The practical ask from Let’s Encrypt should be clarity: issuance vs renewal vs revocation, existing certs vs future certs, domain location vs subscriber location, hosting location vs user location, and how they interpret “use” of a certificate. Without that, operators are left guessing whether this is a narrow compliance clause or a broad infrastructure-risk event.
ezbie 7 hours ago
What in the actual fuck?
cynicalsecurity 5 hours ago
This actually makes sense. No freedom for the enemies of freedom.
hinata08 4 hours ago
the list of ppl under US sanctions is staggering
Europe starts to shield itself from the risk since Nicolas Guillou, the French ICC judge who issued a warrant against bibi got sanctioned (France officially protested about this case)
China is being successful at blocking US firms out of their supply chains (they already use Linux on Loongarch processors with some homemade architecture and pioneer RISC V), since a bunch of their companies also got sanctions for supplying the governement
US stands so much for freedom that it's the first country to refuse immigration to FIFA world cup teams and athletes, with Iranians not allowed to stay between games and Somali goalkeeper being turned away at the border.
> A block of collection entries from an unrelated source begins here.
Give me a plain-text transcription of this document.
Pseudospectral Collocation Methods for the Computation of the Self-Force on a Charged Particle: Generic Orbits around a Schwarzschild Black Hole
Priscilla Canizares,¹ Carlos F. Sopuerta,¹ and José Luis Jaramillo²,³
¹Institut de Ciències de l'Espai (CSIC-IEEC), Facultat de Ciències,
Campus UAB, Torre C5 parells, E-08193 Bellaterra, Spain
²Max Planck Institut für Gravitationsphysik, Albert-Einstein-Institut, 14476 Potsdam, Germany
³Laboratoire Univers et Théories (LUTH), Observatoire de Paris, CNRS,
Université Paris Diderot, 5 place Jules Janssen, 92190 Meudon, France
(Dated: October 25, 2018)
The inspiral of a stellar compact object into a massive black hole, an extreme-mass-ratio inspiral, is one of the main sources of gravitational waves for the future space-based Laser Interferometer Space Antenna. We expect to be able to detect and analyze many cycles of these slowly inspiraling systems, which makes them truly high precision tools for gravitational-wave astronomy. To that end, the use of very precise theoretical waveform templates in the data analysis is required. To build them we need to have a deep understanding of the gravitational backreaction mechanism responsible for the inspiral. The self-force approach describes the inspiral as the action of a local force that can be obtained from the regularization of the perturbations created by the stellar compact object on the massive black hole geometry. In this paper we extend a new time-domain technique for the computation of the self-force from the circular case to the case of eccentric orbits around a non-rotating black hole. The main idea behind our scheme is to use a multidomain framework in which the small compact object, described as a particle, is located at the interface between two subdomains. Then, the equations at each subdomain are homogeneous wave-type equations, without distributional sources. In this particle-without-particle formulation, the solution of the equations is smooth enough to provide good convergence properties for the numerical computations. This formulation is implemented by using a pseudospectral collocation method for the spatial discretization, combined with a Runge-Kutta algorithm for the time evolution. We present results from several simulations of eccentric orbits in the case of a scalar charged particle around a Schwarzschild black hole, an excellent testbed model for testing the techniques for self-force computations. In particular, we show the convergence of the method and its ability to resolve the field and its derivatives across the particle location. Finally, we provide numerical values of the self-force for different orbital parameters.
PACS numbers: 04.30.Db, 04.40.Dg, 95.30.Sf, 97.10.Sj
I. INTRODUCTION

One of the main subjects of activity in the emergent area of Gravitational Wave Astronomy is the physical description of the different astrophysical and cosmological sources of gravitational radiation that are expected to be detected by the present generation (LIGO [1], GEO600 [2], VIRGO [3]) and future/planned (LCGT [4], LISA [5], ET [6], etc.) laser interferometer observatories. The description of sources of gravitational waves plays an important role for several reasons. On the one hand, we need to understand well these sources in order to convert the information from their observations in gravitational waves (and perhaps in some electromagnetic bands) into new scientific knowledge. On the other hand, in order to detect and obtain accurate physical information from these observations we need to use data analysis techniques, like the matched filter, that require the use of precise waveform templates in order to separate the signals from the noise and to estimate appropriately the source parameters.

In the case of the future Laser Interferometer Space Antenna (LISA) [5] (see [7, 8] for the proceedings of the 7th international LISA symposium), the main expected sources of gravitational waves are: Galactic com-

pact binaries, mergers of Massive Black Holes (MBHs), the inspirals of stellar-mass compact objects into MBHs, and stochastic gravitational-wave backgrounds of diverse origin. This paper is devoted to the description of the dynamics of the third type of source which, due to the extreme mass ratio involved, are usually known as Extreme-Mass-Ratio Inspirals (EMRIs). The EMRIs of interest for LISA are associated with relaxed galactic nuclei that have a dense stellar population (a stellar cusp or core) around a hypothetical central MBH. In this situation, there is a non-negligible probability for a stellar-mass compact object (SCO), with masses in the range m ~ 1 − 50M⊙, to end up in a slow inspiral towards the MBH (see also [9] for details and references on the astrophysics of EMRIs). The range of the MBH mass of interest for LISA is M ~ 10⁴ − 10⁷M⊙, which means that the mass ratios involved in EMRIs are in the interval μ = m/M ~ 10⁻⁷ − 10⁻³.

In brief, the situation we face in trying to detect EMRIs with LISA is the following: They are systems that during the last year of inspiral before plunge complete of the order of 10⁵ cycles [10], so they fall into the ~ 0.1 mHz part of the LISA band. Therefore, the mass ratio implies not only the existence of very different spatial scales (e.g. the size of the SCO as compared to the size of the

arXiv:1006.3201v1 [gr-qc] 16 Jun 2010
Germany itself didn't do for the 1936 Olympics.
So at best, they're only shooting themselves in the foot by showing any US component in a supply chain is a risk, while using US clouds were already a risk of loss of revenue from FISA requests to undercut your bid and rot your company and using US dollars for trade was already a liability
In the meantime, US companies can do anything, break any financial law and abuse every human right, they'll just sign DPAs to avoid prosecution
CrzyLngPwd 5 hours ago
But what if you're the baddies?
bigfishrunning 3 hours ago
Then try not to be completely dependent on the products of a company that is under the control of your enemy.
mswphd 5 hours ago
love thought-terminating cliches. really helps keep from actually thinking ever.
cynicalsecurity 5 hours ago
Your comment reads like a thought-terminating cliché. If Russia occupied your city, killed your family and friends and left you homeless, you might reconsider giving freedom to those who take it away from others. Unfortunately, sanctions are often very easy to evade.
Shish2k 4 hours ago
contagiousflow 4 hours ago
queenkjuul 3 hours ago
Towaway69 15 hours ago
Sanctioned has a double meaning here[1]:
> 2. officially or formally ratified or confirmed.
> 3. penalized, especially by way of discipline or to force compliance with legal obligations.
So who can use lets encrypt? Those that are penalised or those that are confirmed.
thephyber 15 hours ago
If you click the link…
> [You certify to LetsEncrypt that] …
> You are not a person or entity that is: (a) located in, organized under the laws of, or ordinarily resident in any country or territory that is the target of comprehensive U.S. sanctions; (b) a prohibited or restricted party under U.S. or other applicable sanctions and export control laws and regulations; or (c) owned or controlled by or acting on behalf of anyone described in (a) or (b). You agree to use Let’s Encrypt Certificates and any services provided by or on behalf of ISRG in compliance with applicable U.S. export control and sanctions laws and regulations.
gossamer 2 hours ago
It took me a minute to understand the original post because the verb sanction means both itself and basically the opposite of itself. It would be better to say "any territory that the US has levied sanctions against". I thought LetsEncrypt had banned its usage in the US! The word for words like sanction is contronym.